|Port of Prince Rupert|
The Port of Prince Rupert is the first major port on transoceanic cargo shipping lanes from Asia to North America. This places Prince Rupert in a highly strategic location with one of the deepest ice free ports in North America a full 1 to 3 days shorter shipping time from the major ports of the Asian Markets. The reason for that is really quite simple, the Pacific shipping lanes run from Asia to the southern coast of Alaska and then turn south.
|North American Rail|
|Canada / US Major Pipeline Networks|
|Nuclear Powered Ice Breaker Russia|
|Chinese Polar Ship Snow Dragon|
Just how comfortable are the Russians with the continued economic rise of the Chinese and what ramifications do they see for global security? More particularly how does this measure up in the Kremlin vis-a-vis Russian security and global influence? These questions will be weighed of course, but they will also be considered by the Russians in lieu of their vast resources in the Arctic. Naturally, the Russian Federation is working feverishly to solidify their claims in the Arctic from the Lomonosov Ridge to the Mendeleev Ridge, extensions of continental shelves... and according to the Russians, it would quite naturally be their continental shelf. The race to make strong claims to Arctic riches is well underway... but it's not a one sided affair, and there are many competing interests.
|Topographic features of the Arctic showing ridge features|
The Russians, quite naturally, say the extensions are theirs but Canada, Greenland, Denmark, and the United States all have their own interpretations. The stakes are considerable as some estimates indicate about 90 billion barrels of oil and 1.7 trillion cubic feet of gas exist in the Arctic. Hence, every circumpolar nation is working hard to establish their claims. Above all other considerations, one thing is undeniably certain, when nearly a quarter of the remaining hydrocarbons on the planet exist in the Arctic, you can be sure the major powers will not sit on the sidelines.
|Map of Arctic Oil Reserves|
I have been spending more time in the Arctic establishing contacts to create what I call an alluvial influence zone that stretches from Alaska through Canada and on to Greenland, Iceland, Denmark, and Finland. It's my belief that what happens in the Arctic over the next few decades will have enormous importance to Canada. But here's a twist, I think it will be quite important to Alberta. I believe that because we are positioned as Canada's gateway to the Western Arctic. Our influence in the Arctic may become as important to our Province as the oilsands. The oilsands are vast, but they are also finite.
This won't happen overnight, but it will happen. It's also important to keep in mind that the Arctic, while holding vast hydrocarbon wealth, also has enormous resources of minerals, ore, and rare earth elements... not to mention diamonds. This is not limited to oil and gas, the vast array of Arctic resources is staggering.
Those who create the strong relationships in the Arctic will be in a position to prosper as Arctic economic development grows. As the easy to get resources are consumed, the harder to secure resources in the Arctic will become increasingly important.
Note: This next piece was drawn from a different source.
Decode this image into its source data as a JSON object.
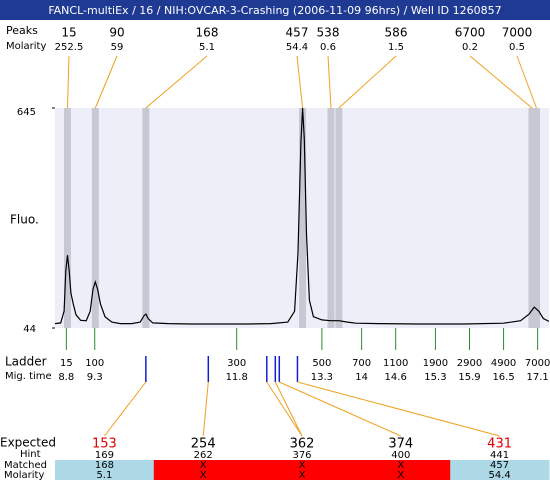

This is a lesson not lost on the circumpolar nations nor on companies like ExxonMobil who are in the Arctic laying the foundation for their strategies. Shell is already drilling in the Chukchi Sea with three wells going to above TD (total depth) during this drilling season. Those wells will be completed at the start of the next drilling season.
|Shell's Kulluk Drilling Rig in the Chukchi Sea|
I also recognize that we have to continue our work of laying the foundation for growth, which we are doing. In parallel, I am establishing relationships that will facilitate our ability to sell into a powerful expanding growth market with a uniquely positioned municipality on a number of levels. I see huge success for Devon and the best part is, the foundations have been built... this won't take long. I've been working on developing and expanding our Arctic relationships for a number of years now. I believe that we have a chance to carve out a role in the development of the Arctic by virtue of our position on the doorstep of Western Canada's Arctic Gateway and by virtue of being there way ahead of our neighbors. Where the Arctic has not even crossed the minds of our neighbors, I have been meeting with government officials from the NWT, Yukon, Alaska, Greenland, Denmark, Iceland, Finland, and the United States.
One of the messages given to the meeting of the second Arctic Imperative Summit by President Grimsson of Iceland was not to ignore the Arctic. He said that over the last eight years the United States Government had sent a high level delegation to visit Iceland precisely zero times while the Chinese had been there six times in the same period. Just a few days before his arrival in Alaska, the Chinese Polar Class Ice Breaker Snow Dragon visited Iceland.